Impossível não querê-la feliz

          Às vezes nos sentimos sozinhos, sem ninguém, até mesmo desamparados. Às vezes rogamos aos céus por um motivo para sorrir, mas as nuvens permanecem escuras, nubladas, e os trovões estremecem nossos desejos como se nosso alicerce fosse completamente mal fundamentado. Sonhamos em cacos, nossa visão fica distorcida, sonhamos como que em um quarto escuro. Tudo o que precisamos às vezes são asas, daquelas que cobrem e protegem, como escudos em uma frente de batalha que geralmente estão nos braços de pessoas que não sabem voar.
          Ela sempre foi quieta, isolada, reservada, mas a todo momento esteve ali. Observava, vivia, ajudava, e sempre lutava por um sorriso. Animada, extrovertida, tirava a melhor das sensações em mim. Confiável, sincera, conselheira, de suas palavras a melhor das intenções, e dos meus segredos cofre perfeito. Era linda, de beleza única e sem igual, morena, de cabelos negros, olhos castanhos e um jeitinho todo sem jeito.
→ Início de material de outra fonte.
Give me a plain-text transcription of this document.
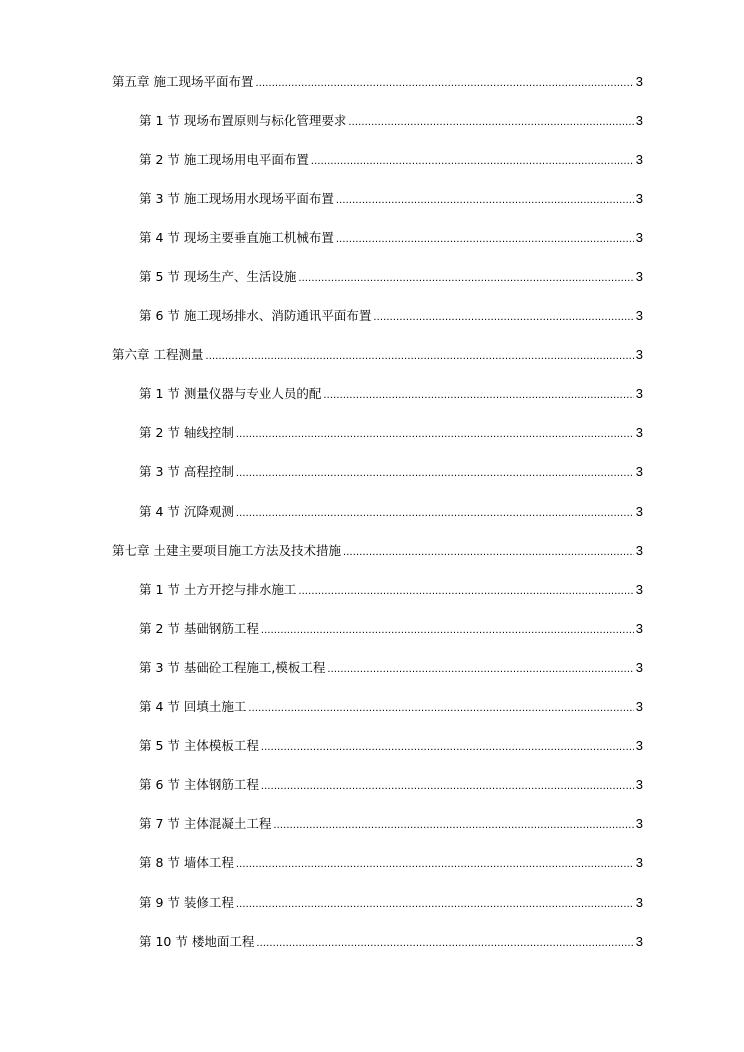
第五章 施工现场平面布置 .....	3
第 1 节 现场布置原则与标化管理要求 .....	3
第 2 节 施工现场用电平面布置 .....	3
第 3 节 施工现场用水现场平面布置 .....	3
第 4 节 现场主要垂直施工机械布置 .....	3
第 5 节 现场生产、生活设施 .....	3
第 6 节 施工现场排水、消防通讯平面布置 .....	3
第六章 工程测量 .....	3
第 1 节 测量仪器与专业人员的配 .....	3
第 2 节 轴线控制 .....	3
第 3 节 高程控制 .....	3
第 4 节 沉降观测 .....	3
第七章 土建主要项目施工方法及技术措施 .....	3
第 1 节 土方开挖与排水施工 .....	3
第 2 节 基础钢筋工程 .....	3
第 3 节 基础砼工程施工,模板工程 .....	3
第 4 节 回填土施工 .....	3
第 5 节 主体模板工程 .....	3
第 6 节 主体钢筋工程 .....	3
第 7 节 主体混凝土工程 .....	3
第 8 节 墙体工程 .....	3
第 9 节 装修工程 .....	3
第 10 节 楼地面工程 .....	3
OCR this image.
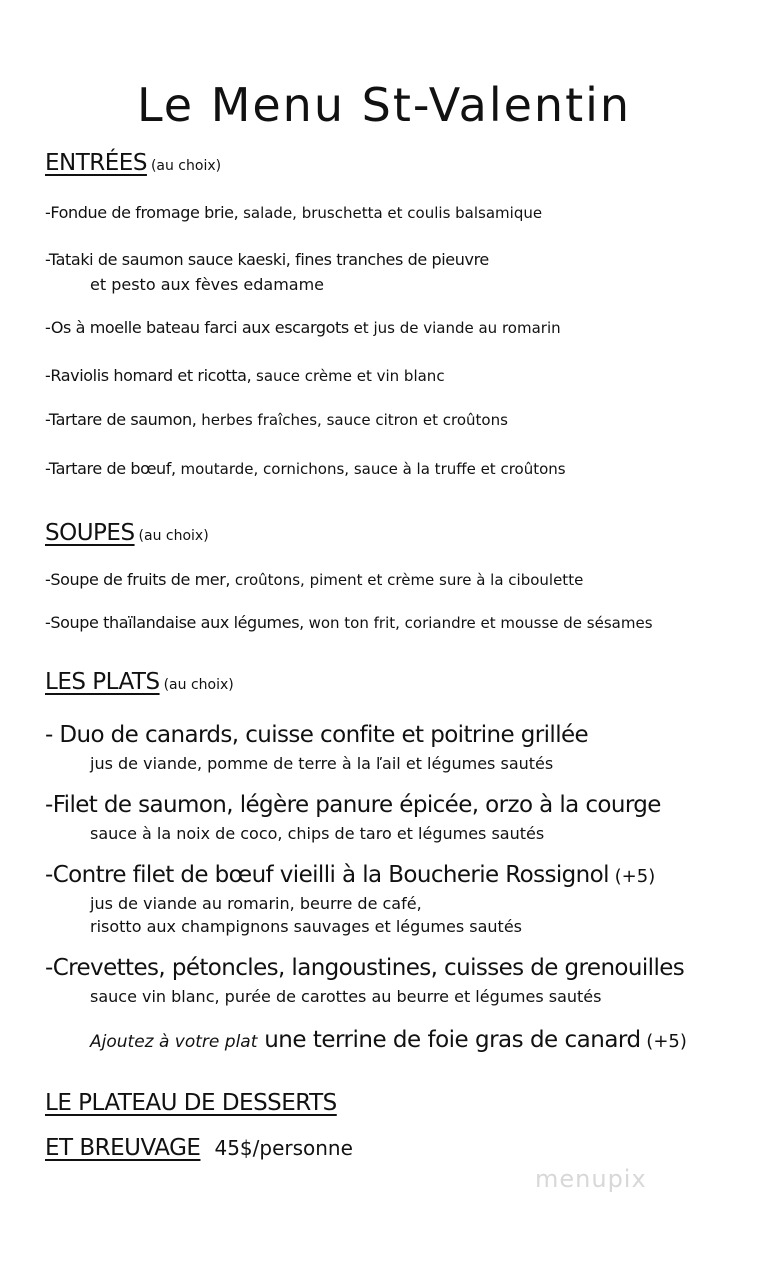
Le Menu St-Valentin
ENTRÉES (au choix)
-Fondue de fromage brie, salade, bruschetta et coulis balsamique
-Tataki de saumon sauce kaeski, fines tranches de pieuvre
et pesto aux fèves edamame
-Os à moelle bateau farci aux escargots et jus de viande au romarin
-Raviolis homard et ricotta, sauce crème et vin blanc
-Tartare de saumon, herbes fraîches, sauce citron et croûtons
-Tartare de bœuf, moutarde, cornichons, sauce à la truffe et croûtons
SOUPES (au choix)
-Soupe de fruits de mer, croûtons, piment et crème sure à la ciboulette
-Soupe thaïlandaise aux légumes, won ton frit, coriandre et mousse de sésames
LES PLATS (au choix)
- Duo de canards, cuisse confite et poitrine grillée
jus de viande, pomme de terre à la ľail et légumes sautés
-Filet de saumon, légère panure épicée, orzo à la courge
sauce à la noix de coco, chips de taro et légumes sautés
-Contre filet de bœuf vieilli à la Boucherie Rossignol (+5)
jus de viande au romarin, beurre de café,
risotto aux champignons sauvages et légumes sautés
-Crevettes, pétoncles, langoustines, cuisses de grenouilles
sauce vin blanc, purée de carottes au beurre et légumes sautés
Ajoutez à votre plat une terrine de foie gras de canard (+5)
LE PLATEAU DE DESSERTS
ET BREUVAGE 45$/personne
menupix
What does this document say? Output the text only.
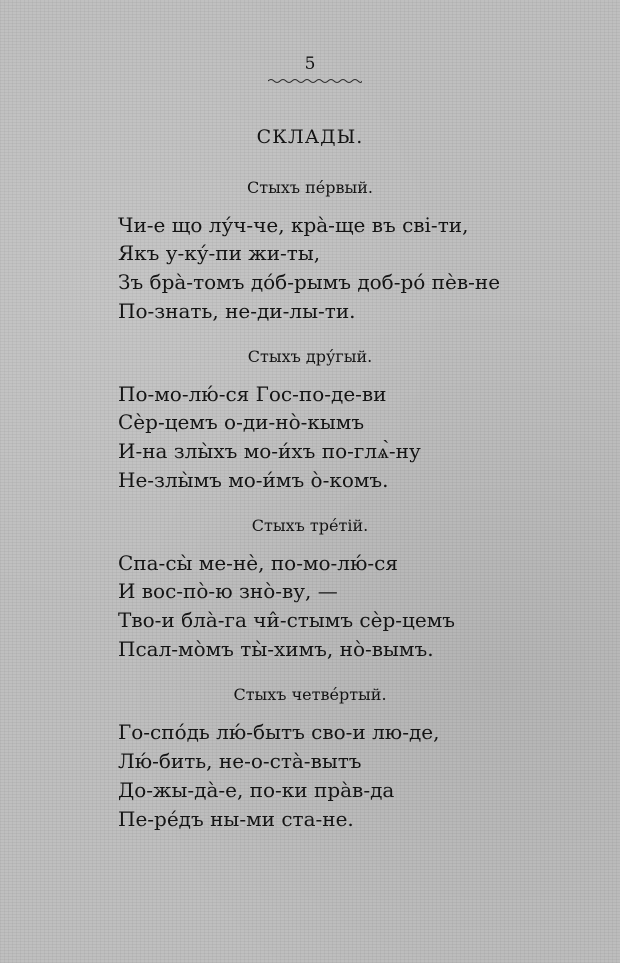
5
СКЛАДЫ.
Стыхъ пе́рвый.
Чи-е що лу́ч-че, кра̀-ще въ сві-ти,
Якъ у-ку́-пи жи-ты,
Зъ бра̀-томъ до́б-рымъ доб-ро́ пѐв-не
По-знать, не-ди-лы-ти.
Стыхъ дру́гый.
По-мо-лю́-ся Гос-по-де-ви
Сѐр-цемъ о-ди-нò-кымъ
И-на злы̀хъ мо-и́хъ по-глѧ̀-ну
Не-злы̀мъ мо-и́мъ ò-комъ.
Стыхъ тре́тій.
Спа-сы̀ ме-нѐ, по-мо-лю́-ся
И вос-пò-ю знò-ву, —
Тво-и бла̀-га чи̂-стымъ сѐр-цемъ
Псал-мòмъ ты̀-химъ, нò-вымъ.
Стыхъ четве́ртый.
Го-спо́дь лю́-бытъ сво-и лю-де,
Лю́-бить, не-о-ста̀-вытъ
До-жы-да̀-е, по-ки пра̀в-да
Пе-ре́дъ ны-ми ста-не.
Com um olhar pedia um abraço, com outro pedia carinho, e com seu abraço segurava o meu mundo. Secava minhas lágrimas, escutava minhas mágoas, confortava minha dor, a branca de neve do coração puro. Um anjo sem asas com o dom milagroso do bem estar. Uma criatura talvez feita para ensinar, compreender ou realizar sonhos. Alguém diferente, inigualável e especial.
          Era difícil não se apaixonar, resistir ao calor daquele abraço e ao brilho daqueles olhos. Difícil era vê-la triste e não poder ajudar. Difícil era fazer tudo o que podia e ver que ainda não era o suficiente para sua felicidade. Difícil era não amá-la como a si mesmo. Difícil era não querê-la bem. Impossível é não querê-la feliz.